Why Madagascar?


I don’t remember when Madagascar first came on to my radar as a place I needed to visit. Maybe it was a seed planted by one of those early influencers ( in the days before Instagram), Jacques Cousteau or David Attenborough…


I only know one person who has ever visited the island. A colleague, from my corporate past, who lived in Madagascar textile factories for two years and described it as a, ‘god damned awful place’. I trusted his judgement, after all he had worked in many challenging places in the world, but at the same time I knew this was only one viewpoint/experience, and that mine could be different.


For me it reads as a magical place. Formed in part 180 million years ago when it split away from Africa and then taking its independence from the Indian subcontinent 90 million years later to finally ‘swim’ on its own.

After so many millions of years of isolation, and the evolutionary process, there is nowhere else like it on Earth. Some ecologists name it as the Eighth Continent, a recognition that, despite its small size it, ‘punches way above its grade’


90% of the wildlife and species on the island are endemic, so found nowhere else on the planet. Just let this simmer for a while along with other factors :


90% of the 260 species of reptiles are only found here.
60% of the 300 bird species are only found here.
66% of the Chameleon species are only found here.
80% of the 14883 plant species are only found here.
78% of the 860 varieties of orchids are only found here.
95% of the 170 palm species are only found here.
100% of the 103 species of Lemurs (main picture) only live here. If you want to see a Lemur in the wild you have to make a trip to Madagascar.

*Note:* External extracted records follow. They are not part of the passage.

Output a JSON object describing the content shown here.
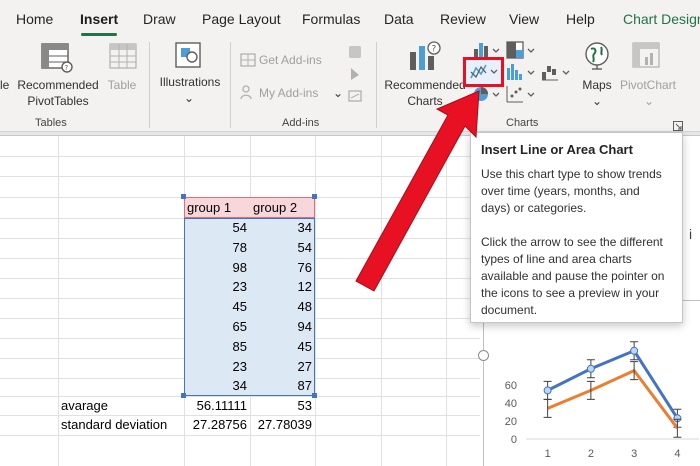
{
  "tabs": [
    {
      "label": "Home"
    },
    {
      "label": "Insert"
    },
    {
      "label": "Draw"
    },
    {
      "label": "Page Layout"
    },
    {
      "label": "Formulas"
    },
    {
      "label": "Data"
    },
    {
      "label": "Review"
    },
    {
      "label": "View"
    },
    {
      "label": "Help"
    },
    {
      "label": "Chart Design"
    }
  ],
  "ribbon": {
    "tables": {
      "cut_label": "le",
      "recommended_pivot_line1": "Recommended",
      "recommended_pivot_line2": "PivotTables",
      "table_label": "Table",
      "group_label": "Tables"
    },
    "illustrations": {
      "label": "Illustrations"
    },
    "addins": {
      "get_addins": "Get Add-ins",
      "my_addins": "My Add-ins",
      "group_label": "Add-ins"
    },
    "charts": {
      "recommended_line1": "Recommended",
      "recommended_line2": "Charts",
      "maps_label": "Maps",
      "pivotchart_label": "PivotChart",
      "group_label": "Charts"
    }
  },
  "sheet": {
    "headers": [
      "group 1",
      "group 2"
    ],
    "group1": [
      "54",
      "78",
      "98",
      "23",
      "45",
      "65",
      "85",
      "23",
      "34"
    ],
    "group2": [
      "34",
      "54",
      "76",
      "12",
      "48",
      "94",
      "45",
      "27",
      "87"
    ],
    "summary": [
      {
        "label": "avarage",
        "g1": "56.11111",
        "g2": "53"
      },
      {
        "label": "standard deviation",
        "g1": "27.28756",
        "g2": "27.78039"
      }
    ]
  },
  "tooltip": {
    "title": "Insert Line or Area Chart",
    "body1": "Use this chart type to show trends over time (years, months, and days) or categories.",
    "body2": "Click the arrow to see the different types of line and area charts available and pause the pointer on the icons to see a preview in your document."
  },
  "chart": {
    "yticks": [
      "60",
      "40",
      "20",
      "0"
    ],
    "xticks": [
      "1",
      "2",
      "3",
      "4"
    ],
    "cut_letter": "i"
  },
  "colors": {
    "accent": "#217346",
    "highlight_box": "#e81123",
    "arrow": "#e81123",
    "series_blue": "#4472c4",
    "series_orange": "#ed7d31"
  },
  "chart_data": {
    "type": "line",
    "x": [
      1,
      2,
      3,
      4
    ],
    "series": [
      {
        "values": [
          54,
          78,
          98,
          23
        ]
      },
      {
        "values": [
          34,
          54,
          76,
          12
        ]
      }
    ],
    "error_bars": true,
    "ylim": [
      0,
      100
    ],
    "xlim": [
      0.5,
      4.5
    ],
    "yticks": [
      0,
      20,
      40,
      60
    ],
    "xticks": [
      1,
      2,
      3,
      4
    ],
    "grid": false,
    "legend": "none",
    "title": "",
    "xlabel": "",
    "ylabel": ""
  }
}
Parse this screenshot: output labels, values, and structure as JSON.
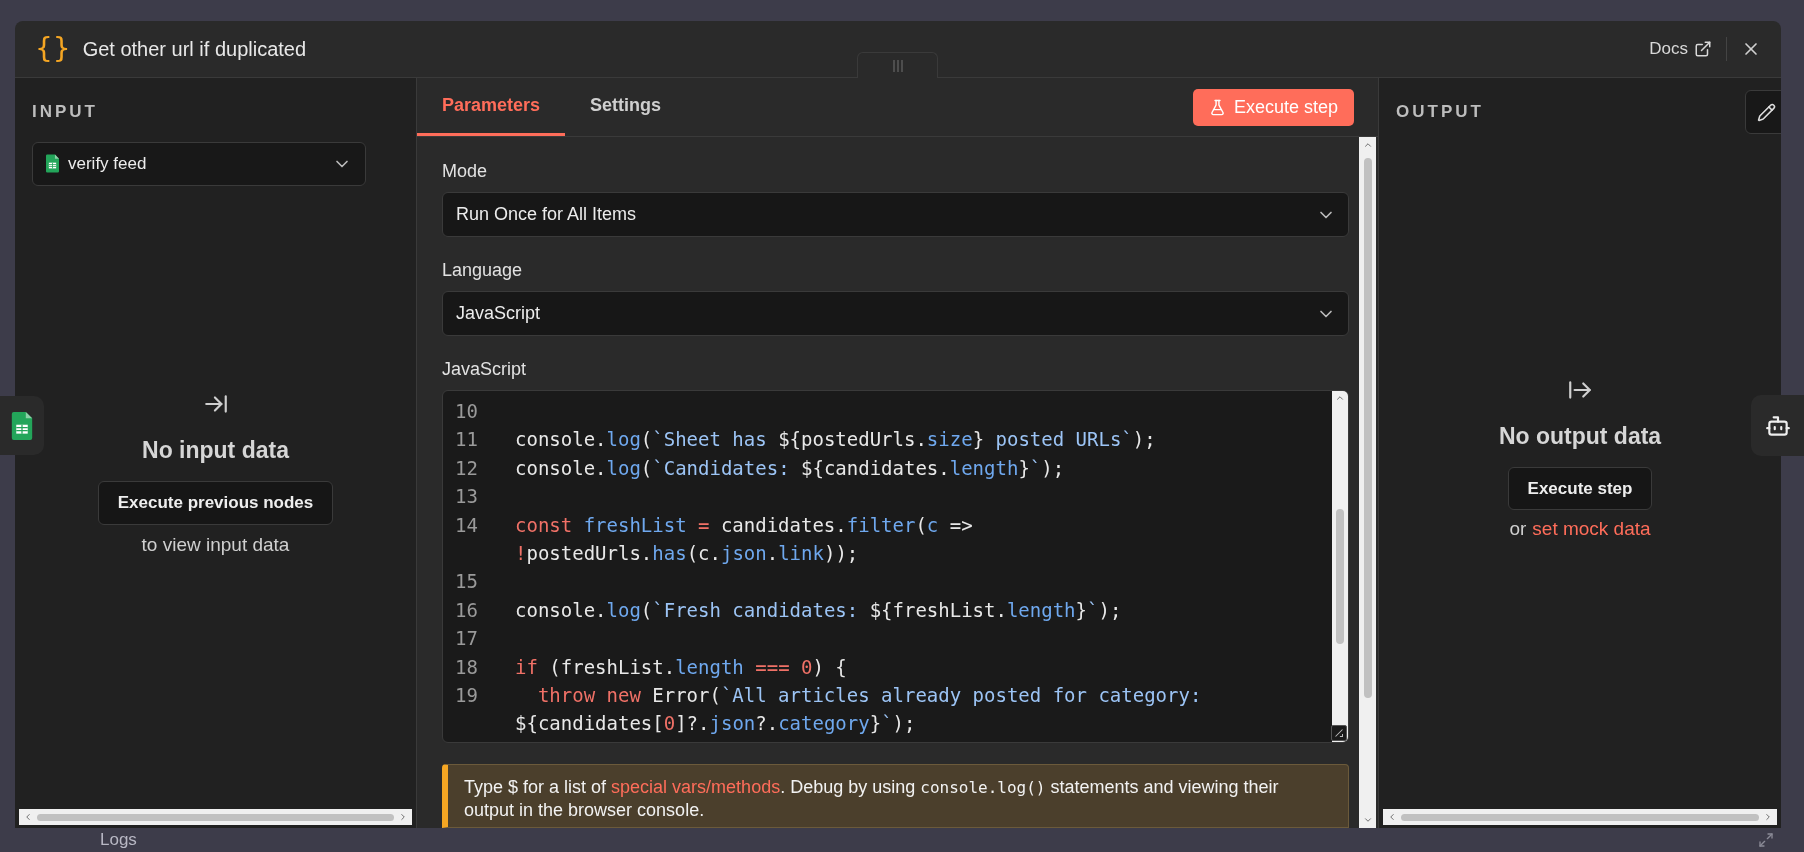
{
  "window": {
    "icon_text": "{}",
    "title": "Get other url if duplicated",
    "docs": "Docs"
  },
  "input": {
    "heading": "INPUT",
    "source": "verify feed",
    "empty_title": "No input data",
    "button": "Execute previous nodes",
    "hint": "to view input data"
  },
  "tabs": [
    {
      "label": "Parameters",
      "selected": true
    },
    {
      "label": "Settings",
      "selected": false
    }
  ],
  "execute_button": "Execute step",
  "fields": [
    {
      "label": "Mode",
      "value": "Run Once for All Items"
    },
    {
      "label": "Language",
      "value": "JavaScript"
    }
  ],
  "editor": {
    "label": "JavaScript",
    "lines": [
      {
        "number": "10"
      },
      {
        "number": "11",
        "tokens": [
          {
            "kind": "plain",
            "text": "console."
          },
          {
            "kind": "method",
            "text": "log"
          },
          {
            "kind": "plain",
            "text": "("
          },
          {
            "kind": "string",
            "text": "`Sheet has "
          },
          {
            "kind": "plain",
            "text": "${postedUrls."
          },
          {
            "kind": "method",
            "text": "size"
          },
          {
            "kind": "plain",
            "text": "}"
          },
          {
            "kind": "string",
            "text": " posted URLs`"
          },
          {
            "kind": "plain",
            "text": ");"
          }
        ]
      },
      {
        "number": "12",
        "tokens": [
          {
            "kind": "plain",
            "text": "console."
          },
          {
            "kind": "method",
            "text": "log"
          },
          {
            "kind": "plain",
            "text": "("
          },
          {
            "kind": "string",
            "text": "`Candidates: "
          },
          {
            "kind": "plain",
            "text": "${candidates."
          },
          {
            "kind": "method",
            "text": "length"
          },
          {
            "kind": "plain",
            "text": "}"
          },
          {
            "kind": "string",
            "text": "`"
          },
          {
            "kind": "plain",
            "text": ");"
          }
        ]
      },
      {
        "number": "13"
      },
      {
        "number": "14",
        "tokens": [
          {
            "kind": "keyword",
            "text": "const"
          },
          {
            "kind": "method",
            "text": " freshList"
          },
          {
            "kind": "keyword",
            "text": " ="
          },
          {
            "kind": "plain",
            "text": " candidates."
          },
          {
            "kind": "method",
            "text": "filter"
          },
          {
            "kind": "plain",
            "text": "("
          },
          {
            "kind": "method",
            "text": "c"
          },
          {
            "kind": "plain",
            "text": " => "
          },
          {
            "kind": "keyword",
            "text": "!"
          },
          {
            "kind": "plain",
            "text": "postedUrls."
          },
          {
            "kind": "method",
            "text": "has"
          },
          {
            "kind": "plain",
            "text": "(c."
          },
          {
            "kind": "method",
            "text": "json"
          },
          {
            "kind": "plain",
            "text": "."
          },
          {
            "kind": "method",
            "text": "link"
          },
          {
            "kind": "plain",
            "text": "));"
          }
        ]
      },
      {
        "number": "15"
      },
      {
        "number": "16",
        "tokens": [
          {
            "kind": "plain",
            "text": "console."
          },
          {
            "kind": "method",
            "text": "log"
          },
          {
            "kind": "plain",
            "text": "("
          },
          {
            "kind": "string",
            "text": "`Fresh candidates: "
          },
          {
            "kind": "plain",
            "text": "${freshList."
          },
          {
            "kind": "method",
            "text": "length"
          },
          {
            "kind": "plain",
            "text": "}"
          },
          {
            "kind": "string",
            "text": "`"
          },
          {
            "kind": "plain",
            "text": ");"
          }
        ]
      },
      {
        "number": "17"
      },
      {
        "number": "18",
        "tokens": [
          {
            "kind": "keyword",
            "text": "if"
          },
          {
            "kind": "plain",
            "text": " (freshList."
          },
          {
            "kind": "method",
            "text": "length"
          },
          {
            "kind": "keyword",
            "text": " === "
          },
          {
            "kind": "number",
            "text": "0"
          },
          {
            "kind": "plain",
            "text": ") {"
          }
        ]
      },
      {
        "number": "19",
        "tokens": [
          {
            "kind": "keyword",
            "text": "  throw new"
          },
          {
            "kind": "plain",
            "text": " Error("
          },
          {
            "kind": "string",
            "text": "`All articles already posted for category: "
          },
          {
            "kind": "plain",
            "text": "${candidates["
          },
          {
            "kind": "number",
            "text": "0"
          },
          {
            "kind": "plain",
            "text": "]?."
          },
          {
            "kind": "method",
            "text": "json"
          },
          {
            "kind": "plain",
            "text": "?."
          },
          {
            "kind": "method",
            "text": "category"
          },
          {
            "kind": "plain",
            "text": "}"
          },
          {
            "kind": "string",
            "text": "`"
          },
          {
            "kind": "plain",
            "text": ");"
          }
        ]
      }
    ]
  },
  "hint": {
    "before": "Type $ for a list of ",
    "link": "special vars/methods",
    "middle": ". Debug by using ",
    "code": "console.log()",
    "after": " statements and viewing their output in the browser console."
  },
  "output": {
    "heading": "OUTPUT",
    "empty_title": "No output data",
    "button": "Execute step",
    "or": "or",
    "link": "set mock data"
  },
  "logs": {
    "label": "Logs"
  }
}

Why would Madagascar NOT be on my bucket list?


….But then I need to see it now.


Madagascar has enjoyed 90 million years of splendid isolation to create rainforest nirvana, but then a mere 2350 years ago that horrible species, homo sapiens, arrived on the shores, in dug out canoes, and, in this miniscule amount of time in the island’s history, 90% of the forest have disappeared.


It will take a Herculean effort now to save the remaining 10%.